A Terrace teacher has decided to turn safety for cyclists into an ongoing school project after finding some students felt unsafe during Bike to School week last May.

“They’d agree that most of Terrace is a safe place to ride a bike, but they have to go through certain areas on their route where they don’t feel safe,” said Trygve Sort, a Grade 9 Skeena Middle School teacher.

Eighty-two students and staff cycled 1,131-kilometres over the week from May 28 to June 3. Most students who cycle to school within the Horseshoe area felt safe, he said, but students who cycled in from the bench, Thornhill and from the southside part of town said safety was their biggest concern.

“They don’t feel safe coming down Kalum or Lanfear, they don’t feel safe coming in from Thornhill coming over the new bridge, and when they get over the old bridge, they don’t feel safe in the downtown core where they spray painted bicycle lanes.”

READ MORE: Terrace receives bike lane grant

While painted lanes work in areas where there isn’t a lot of vehicle traffic, Sort argues they provide a false sense of security in areas where the speed limit is over 50-kilometres an hour. He said he’s been involved in a vehicle collision while biking himself twice in the past year, once on Lakelse Avenue.

“The kids going to school from the southside, there’s high traffic at that time,” Sort said. “They believe most of Terrace is safe, it’s just these places where they’re going where they now have to be put in unsafe places.”

Instead, he said he believes separated or protected bike lanes can help cyclists feel safer.
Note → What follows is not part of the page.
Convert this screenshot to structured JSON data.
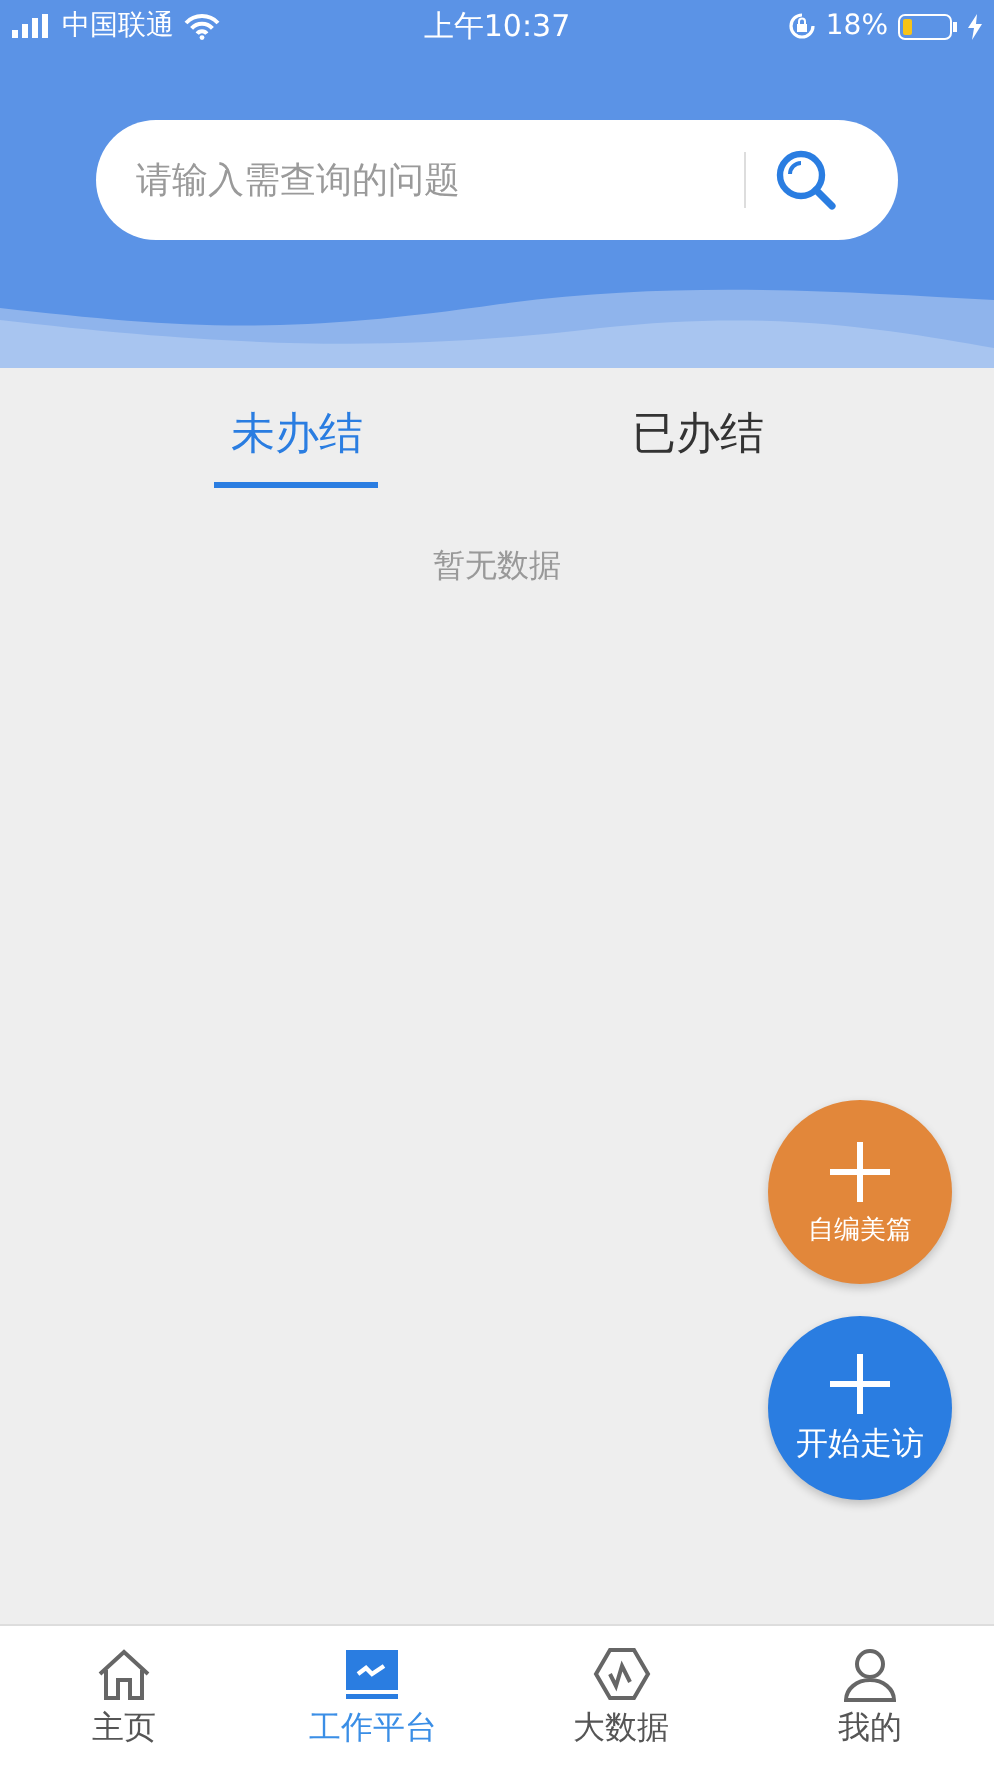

He pointed to European cities like Copenhagen as an example, where a line of car parking spaces and the occasional tree create a makeshift barrier between the cyclists and cars.

“Usually in Europe, they have a sidewalk for the pedestrian and a sidewalk for the cyclist and then they have the road. Just in places where there’s high traffic and higher speeds. That’s where you start,” he said.

READ MORE: Terrace street traffic pattern to change

The city has made commitments to improve the current cycling network over the next 10 years in their 2016 Parks and Recreation Master Plan, which includes filling in existing gaps in routes and building bike lanes annually as part of road projects. However, Sort said he would like to see a more specific approach.

Up until the next Bike to School week, Sort said his Grade 9 students will be mapping out the city’s bike routes with a plan to present what they’ve learned to city council next spring. With the project, Sort said he hopes to encourage more students to skip the bus and cycle to school instead.

“When kids get off their bikes in the morning, they’re upbeat and ready to go. When kids get off the bus, they’re still sleeping. Science knows that healthy body and oxygen to the brain [means] better learning goes on, you’re more alert.”